【ソウル聯合ニュース】韓国統一部の趙重勲(チョ・ジュンフン)報道官は26日の定例会見で、中国と国境を接する北朝鮮・新義州と中国遼寧省の丹東の間を走る貨物列車が運行を再開したとする聯合ニュースの報道に対し、中朝両国は公式に発表していないとしながら「さまざまな状況から、きょう北と中国の間で貨物列車の運行が再開されたものとみている」と明らかにした。

 趙氏は今後も列車の運行が続くか、どのような物資が運搬されるかなどはもう少し見極める必要があると述べた。

 運行が再開されたと判断した根拠については、8月10日に北朝鮮の金正恩(キム・ジョンウン)国務委員長(朝鮮労働党総書記)が新型コロナウイルスの感染拡大に伴う非常防疫体制を通常の防疫体制に転換すると宣言して以降、貨物列車の運行再開の可能性が提起されていたと説明。今回運行されたのは中朝間の協議が終わったためだとの見方を示した。
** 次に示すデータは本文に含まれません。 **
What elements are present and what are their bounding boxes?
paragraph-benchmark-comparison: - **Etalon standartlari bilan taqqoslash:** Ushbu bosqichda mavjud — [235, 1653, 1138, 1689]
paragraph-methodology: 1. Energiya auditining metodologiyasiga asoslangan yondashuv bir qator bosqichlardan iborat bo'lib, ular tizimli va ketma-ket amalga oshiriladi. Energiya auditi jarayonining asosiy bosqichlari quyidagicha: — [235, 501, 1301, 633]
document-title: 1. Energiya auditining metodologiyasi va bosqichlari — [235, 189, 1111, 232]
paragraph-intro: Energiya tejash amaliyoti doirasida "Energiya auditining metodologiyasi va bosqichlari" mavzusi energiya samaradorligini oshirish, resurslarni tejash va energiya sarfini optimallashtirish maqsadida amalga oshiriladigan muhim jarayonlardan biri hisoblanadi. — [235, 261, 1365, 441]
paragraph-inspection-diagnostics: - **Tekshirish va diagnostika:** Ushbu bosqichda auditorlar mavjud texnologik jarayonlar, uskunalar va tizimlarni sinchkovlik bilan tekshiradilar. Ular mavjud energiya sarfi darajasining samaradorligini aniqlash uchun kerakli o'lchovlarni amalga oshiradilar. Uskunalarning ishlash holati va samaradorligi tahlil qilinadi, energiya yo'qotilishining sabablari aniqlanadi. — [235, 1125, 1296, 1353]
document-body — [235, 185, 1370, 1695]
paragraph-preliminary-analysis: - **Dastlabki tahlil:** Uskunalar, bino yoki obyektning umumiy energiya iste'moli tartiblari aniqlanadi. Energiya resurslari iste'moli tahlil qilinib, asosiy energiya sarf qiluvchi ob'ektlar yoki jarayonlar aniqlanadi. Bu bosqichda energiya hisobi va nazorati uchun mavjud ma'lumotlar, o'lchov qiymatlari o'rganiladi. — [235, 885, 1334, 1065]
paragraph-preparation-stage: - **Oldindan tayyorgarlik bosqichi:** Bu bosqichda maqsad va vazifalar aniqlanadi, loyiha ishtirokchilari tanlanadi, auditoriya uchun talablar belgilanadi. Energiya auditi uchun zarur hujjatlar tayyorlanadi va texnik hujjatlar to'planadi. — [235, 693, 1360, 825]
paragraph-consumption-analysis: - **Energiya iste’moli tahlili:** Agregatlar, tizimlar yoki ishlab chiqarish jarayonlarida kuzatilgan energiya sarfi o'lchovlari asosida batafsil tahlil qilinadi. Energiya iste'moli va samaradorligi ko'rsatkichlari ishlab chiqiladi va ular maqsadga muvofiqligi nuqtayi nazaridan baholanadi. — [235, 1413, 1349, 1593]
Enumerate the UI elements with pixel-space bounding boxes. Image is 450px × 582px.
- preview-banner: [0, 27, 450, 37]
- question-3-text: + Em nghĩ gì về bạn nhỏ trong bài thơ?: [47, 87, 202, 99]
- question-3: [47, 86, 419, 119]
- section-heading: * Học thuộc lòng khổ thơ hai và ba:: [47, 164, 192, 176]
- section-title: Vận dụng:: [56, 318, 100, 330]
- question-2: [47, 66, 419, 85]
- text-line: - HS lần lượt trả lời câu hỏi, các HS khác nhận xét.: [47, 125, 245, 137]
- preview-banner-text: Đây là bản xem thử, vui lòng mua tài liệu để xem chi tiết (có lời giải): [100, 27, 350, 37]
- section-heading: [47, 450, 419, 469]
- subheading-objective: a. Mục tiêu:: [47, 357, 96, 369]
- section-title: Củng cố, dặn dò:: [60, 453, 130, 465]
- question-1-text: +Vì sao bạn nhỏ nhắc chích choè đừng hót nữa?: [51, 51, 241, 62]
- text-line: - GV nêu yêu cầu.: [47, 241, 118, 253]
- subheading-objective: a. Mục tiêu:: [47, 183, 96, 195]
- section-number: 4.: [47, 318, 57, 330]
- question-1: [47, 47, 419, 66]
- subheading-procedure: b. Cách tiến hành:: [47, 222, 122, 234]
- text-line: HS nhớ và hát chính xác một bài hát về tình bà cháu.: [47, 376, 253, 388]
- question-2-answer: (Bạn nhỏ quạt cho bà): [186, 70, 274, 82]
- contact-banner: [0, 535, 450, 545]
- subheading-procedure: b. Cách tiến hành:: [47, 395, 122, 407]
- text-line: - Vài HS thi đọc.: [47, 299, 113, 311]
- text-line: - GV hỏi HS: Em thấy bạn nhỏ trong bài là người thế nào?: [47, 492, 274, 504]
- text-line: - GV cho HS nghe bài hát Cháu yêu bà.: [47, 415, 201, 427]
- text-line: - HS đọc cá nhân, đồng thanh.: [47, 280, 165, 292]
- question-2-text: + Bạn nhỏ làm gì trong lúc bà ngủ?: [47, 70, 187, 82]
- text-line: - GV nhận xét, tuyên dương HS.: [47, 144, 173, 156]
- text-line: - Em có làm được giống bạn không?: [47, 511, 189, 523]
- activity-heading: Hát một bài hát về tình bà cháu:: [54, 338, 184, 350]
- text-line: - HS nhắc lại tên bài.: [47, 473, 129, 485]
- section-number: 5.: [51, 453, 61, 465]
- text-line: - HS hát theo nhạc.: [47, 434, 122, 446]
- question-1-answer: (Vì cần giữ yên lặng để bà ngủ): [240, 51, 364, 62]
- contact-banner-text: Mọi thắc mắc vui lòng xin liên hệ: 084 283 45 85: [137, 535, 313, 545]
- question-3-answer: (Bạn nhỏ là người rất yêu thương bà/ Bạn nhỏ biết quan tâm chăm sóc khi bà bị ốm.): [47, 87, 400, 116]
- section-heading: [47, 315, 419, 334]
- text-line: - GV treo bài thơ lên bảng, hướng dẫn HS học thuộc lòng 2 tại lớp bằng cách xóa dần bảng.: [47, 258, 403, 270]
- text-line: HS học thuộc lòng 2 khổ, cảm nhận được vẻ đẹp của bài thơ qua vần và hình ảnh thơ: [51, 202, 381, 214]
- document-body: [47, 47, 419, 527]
 聯合ニュースは26日朝、貨物列車が丹東を出発し、北朝鮮と中国を結ぶ鉄橋「中朝友誼(ゆうぎ)橋」を渡って新義州に向かう姿を捉えた。

 中朝の貨物列車の運行は、丹東で新型コロナウイルスの感染が拡大したことを受けて4月29日に中断して以来150日ぶりとなる。